A Puzzle for Leap Day, 2008 -- Can you make 97?

Today is February 29, a special date that only appears on our calendars every four years. There are exceptions to this 4 year rule on century years (those ending in 00). These years are NOT leap years unless the century is evenly divisible by 400. For example, 2000 was a leap year, but 2100 will NOT be. The cycle of leap years on our calendar repeats in a 400 year cycle.

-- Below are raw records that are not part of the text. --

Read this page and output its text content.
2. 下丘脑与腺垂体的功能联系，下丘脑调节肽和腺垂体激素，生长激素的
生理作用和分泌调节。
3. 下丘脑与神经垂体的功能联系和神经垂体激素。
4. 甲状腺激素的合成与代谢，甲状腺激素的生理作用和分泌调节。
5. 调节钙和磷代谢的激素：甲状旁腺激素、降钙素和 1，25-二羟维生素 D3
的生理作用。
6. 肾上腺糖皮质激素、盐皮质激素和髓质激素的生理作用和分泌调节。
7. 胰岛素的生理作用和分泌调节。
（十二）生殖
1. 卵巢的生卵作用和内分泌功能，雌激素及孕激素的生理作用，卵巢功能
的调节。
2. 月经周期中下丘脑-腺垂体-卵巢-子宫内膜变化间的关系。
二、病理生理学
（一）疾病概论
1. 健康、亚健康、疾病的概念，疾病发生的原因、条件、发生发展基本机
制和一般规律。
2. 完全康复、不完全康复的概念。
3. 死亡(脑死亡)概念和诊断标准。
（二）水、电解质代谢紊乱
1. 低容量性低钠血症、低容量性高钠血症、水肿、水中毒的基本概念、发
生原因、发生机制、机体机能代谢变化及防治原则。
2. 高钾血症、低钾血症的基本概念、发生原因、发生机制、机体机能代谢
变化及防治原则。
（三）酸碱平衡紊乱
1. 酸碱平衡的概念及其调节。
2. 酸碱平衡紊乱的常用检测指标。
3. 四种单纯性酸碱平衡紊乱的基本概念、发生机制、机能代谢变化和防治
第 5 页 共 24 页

Within that cycle there will be 97 leap years.

All this historical information was a way to introduce this week's math puzzle.

Q: Using each of the digits in 2008 and standard math operations, can you write an expression that equals 97?

Rules:

• Each of the digits 2, 0, 0, 8 must be used. (2 and 8 will appear once, 0 will appear twice.)


• You may use standard math operations of +, -, x, /, √(square root), ^(raise to a power) and !(factorial) along with parentheses for grouping.


• Decimal points and multi-digit numbers may be used (e.g. 20, 208, .02 or 2.8


• If squaring is done, that uses up the digit 2.


• 0! is agreed to have a value of 1.


• Anything raised to the zero power (i.e. x^0) is 1, but 0^0 may not be used (undefined)


• The integer/floor/ceiling/round functions may NOT be used.


• Change of bases may NOT be used.


• Logarithms may NOT be used.


• Sine and Cosine may NOT be used.

Edit: The answer is now available in the comments... but don't look if you still want to figure it out on your own.